2014 Tennessee Code
Title 40 - Criminal Procedure
Chapter 6 - Warrants
Part 1 - Search Warrants
§ 40-6-108 - Exclusionary Rule Reform Act.
(a) Notwithstanding any law to the contrary, any evidence that is seized as a result of executing a search warrant issued pursuant to this part or pursuant to Tennessee Rules of Criminal Procedure Rule 41 that is otherwise admissible in a criminal proceeding and not in violation of the constitution of the United States or Tennessee shall not be suppressed as a result of any violation of this part or any violation of Tennessee Rules of Criminal Procedure Rule 41 if the court determines that such violation was a result of a good faith mistake or technical violation made by a law enforcement officer, court official, or the issuing magistrate as defined in subsection (c).
(b) This section does not limit or prohibit the enforcement of any appropriate civil remedy in actions pursuant to other provisions of law against any individual or government entity found to have conducted an unreasonable search or seizure; provided, however, that unless otherwise provided by federal law or the constitution of Tennessee, if any evidence is seized as a result of a good faith mistake or technical violation, as defined in subsection (c), the individual or government entity shall not be civilly liable.

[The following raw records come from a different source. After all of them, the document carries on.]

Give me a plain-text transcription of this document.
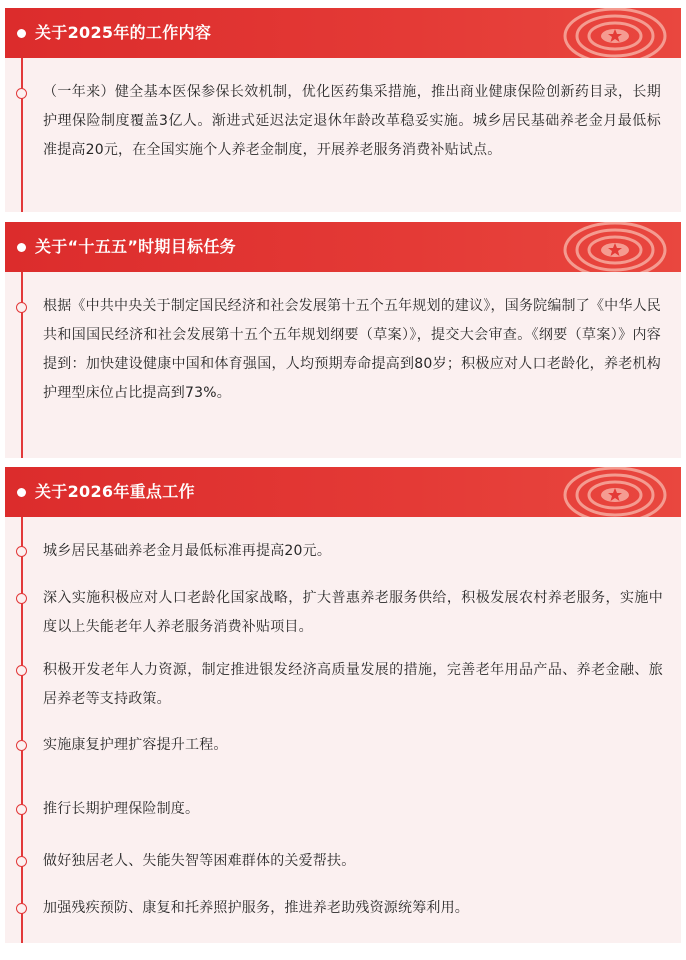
关于2025年的工作内容
（一年来）健全基本医保参保长效机制，优化医药集采措施，推出商业健康保险创新药目录，长期护理保险制度覆盖3亿人。渐进式延迟法定退休年龄改革稳妥实施。城乡居民基础养老金月最低标准提高20元，在全国实施个人养老金制度，开展养老服务消费补贴试点。
关于“十五五”时期目标任务
根据《中共中央关于制定国民经济和社会发展第十五个五年规划的建议》，国务院编制了《中华人民共和国国民经济和社会发展第十五个五年规划纲要（草案）》，提交大会审查。《纲要（草案）》内容提到：加快建设健康中国和体育强国，人均预期寿命提高到80岁；积极应对人口老龄化，养老机构护理型床位占比提高到73%。
关于2026年重点工作
城乡居民基础养老金月最低标准再提高20元。
深入实施积极应对人口老龄化国家战略，扩大普惠养老服务供给，积极发展农村养老服务，实施中度以上失能老年人养老服务消费补贴项目。
积极开发老年人力资源，制定推进银发经济高质量发展的措施，完善老年用品产品、养老金融、旅居养老等支持政策。
实施康复护理扩容提升工程。
推行长期护理保险制度。
做好独居老人、失能失智等困难群体的关爱帮扶。
加强残疾预防、康复和托养照护服务，推进养老助残资源统筹利用。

(c) As used in this section, unless the context otherwise requires, "good faith mistake or technical violation" means:
(1) An unintentional clerical error or clerical omission made by a law enforcement officer, court official or issuing magistrate in the form, preparation, issuance, filing and handling of copies, or return and inventory of a search warrant;
(2) When the officer to whom the warrant is delivered for execution is not present during the execution but an officer with law enforcement authority over the premises does otherwise execute the search warrant;
(3) A reasonable reliance on a statute that is subsequently ruled unconstitutional; or controlling court precedent that is overruled after the issuance of a search warrant, unless the court overruling the precedent orders the new precedent to be applied retroactively.